His two great accomplishments this decade were the construction of Trump Tower on Fifth Avenue and the 1989 release of the board game Trump: The Game.  The Trump Tower is everything you’d expect from something that was unveiled in the go-go 80s–tons of the “world’s finest marble” and heaps of the “planet’s rarest brass” all slapped together in the public areas to no memorable effect, but the black monolithic exterior does have a dozen or so live trees growing out of it, so you can give Trump credit for being a brave pioneer of sustainability if you want to. As for Trump: The Game, not enough people ever played it for history to record whether or not it was any fun, but I can say that as far as its name goes, it doesn’t hold a candle to the one released last year by a certain LA rapper called The Game: The Game.

His woman of choice for this decade was Ivana and she was very blond and very tall and liked to tell little fibs about being on the 1972 Czechoslovakian Olympic ski team. I don’t think she ever accomplished anything other than bringing three more Trumps into the world (readers can decide for themselves whether that is an actual accomplishment or something more akin to a criminal act) but her first name does comprise exactly one-half of my all-time favorite drag queen stage name: Ivana Koch.
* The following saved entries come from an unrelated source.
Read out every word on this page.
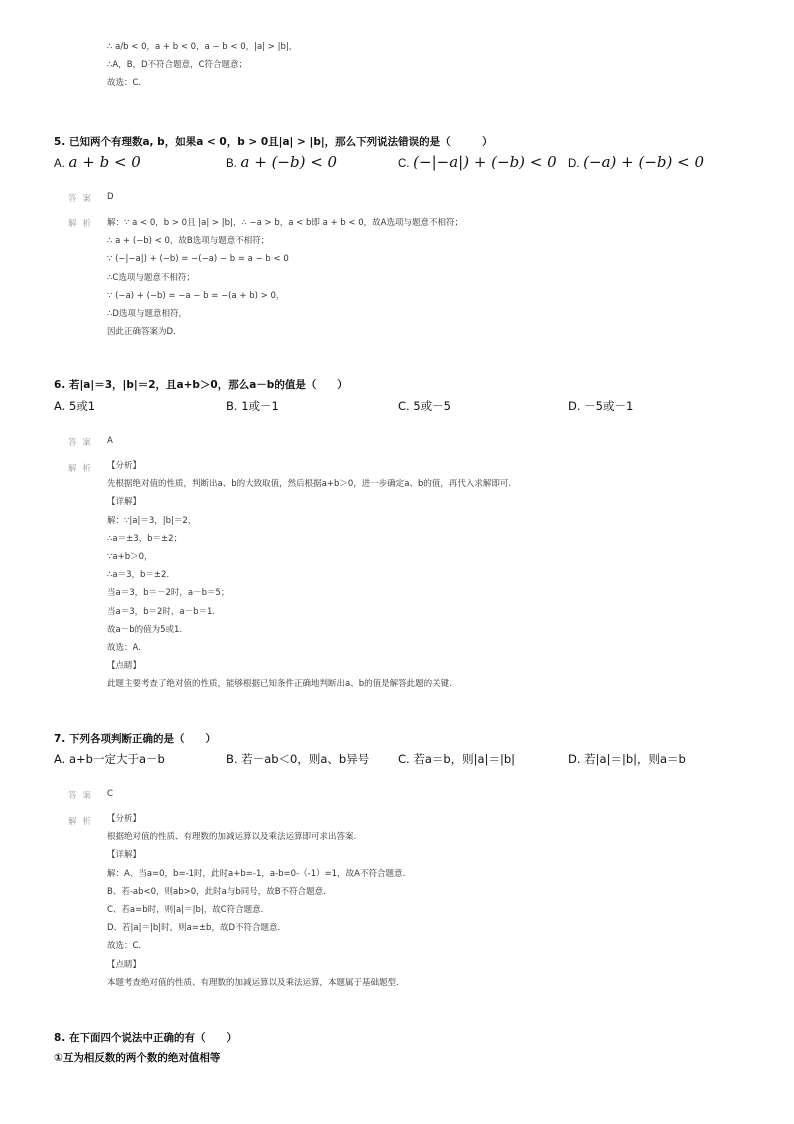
∴ a/b < 0，a + b < 0，a − b < 0，|a| > |b|，
∴A，B，D不符合题意，C符合题意；
故选：C.
5. 已知两个有理数a, b，如果a < 0，b > 0且|a| > |b|，那么下列说法错误的是（　　　）
A. a + b < 0	B. a + (−b) < 0	C. (−|−a|) + (−b) < 0 D. (−a) + (−b) < 0
答案 D
解析 解：∵ a < 0，b > 0且 |a| > |b|，∴ −a > b，a < b即 a + b < 0，故A选项与题意不相符；
∴ a + (−b) < 0，故B选项与题意不相符；
∵ (−|−a|) + (−b) = −(−a) − b = a − b < 0
∴C选项与题意不相符；
∵ (−a) + (−b) = −a − b = −(a + b) > 0，
∴D选项与题意相符，
因此正确答案为D.
6. 若|a|＝3，|b|＝2，且a+b＞0，那么a－b的值是（　　）
A. 5或1	B. 1或－1	C. 5或－5	D. －5或－1
答案 A
解析 【分析】
先根据绝对值的性质，判断出a、b的大致取值，然后根据a+b＞0，进一步确定a、b的值，再代入求解即可.
【详解】
解：∵|a|＝3，|b|＝2，
∴a＝±3，b＝±2；
∵a+b＞0，
∴a＝3，b＝±2.
当a＝3，b＝－2时，a－b＝5；
当a＝3，b＝2时，a－b＝1.
故a－b的值为5或1.
故选：A.
【点睛】
此题主要考查了绝对值的性质，能够根据已知条件正确地判断出a、b的值是解答此题的关键.
7. 下列各项判断正确的是（　　）
A. a+b一定大于a－b	B. 若－ab＜0，则a、b异号	C. 若a＝b，则|a|＝|b|	D. 若|a|＝|b|，则a＝b
答案 C
解析 【分析】
根据绝对值的性质、有理数的加减运算以及乘法运算即可求出答案.
【详解】
解：A、当a=0，b=-1时，此时a+b=-1，a-b=0-（-1）=1，故A不符合题意.
B、若-ab<0，则ab>0，此时a与b同号，故B不符合题意.
C、若a=b时，则|a|＝|b|，故C符合题意.
D、若|a|＝|b|时，则a=±b，故D不符合题意.
故选：C.
【点睛】
本题考查绝对值的性质、有理数的加减运算以及乘法运算，本题属于基础题型.
8. 在下面四个说法中正确的有（　　）
①互为相反数的两个数的绝对值相等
Since this blog only covers a brief ten year period I am unable to discuss all the mischief he’s caused in the past 30 years or so, like trying to pave over half the Scottish Highlands or threatening to bum rush the White House every four years. He’s a hard man to look at, and recent rumors about him being the object of a new float in the 2014 Macy’s Thanksgiving Parade are worrisome. It probably won’t come off– The Donald would never cede control of his image to a bunch of mere designers and float makers, but if he does insist on “playing himself” this coming November, organizers will hardly need to pump in any helium in order to send his bloated corporeality skyward.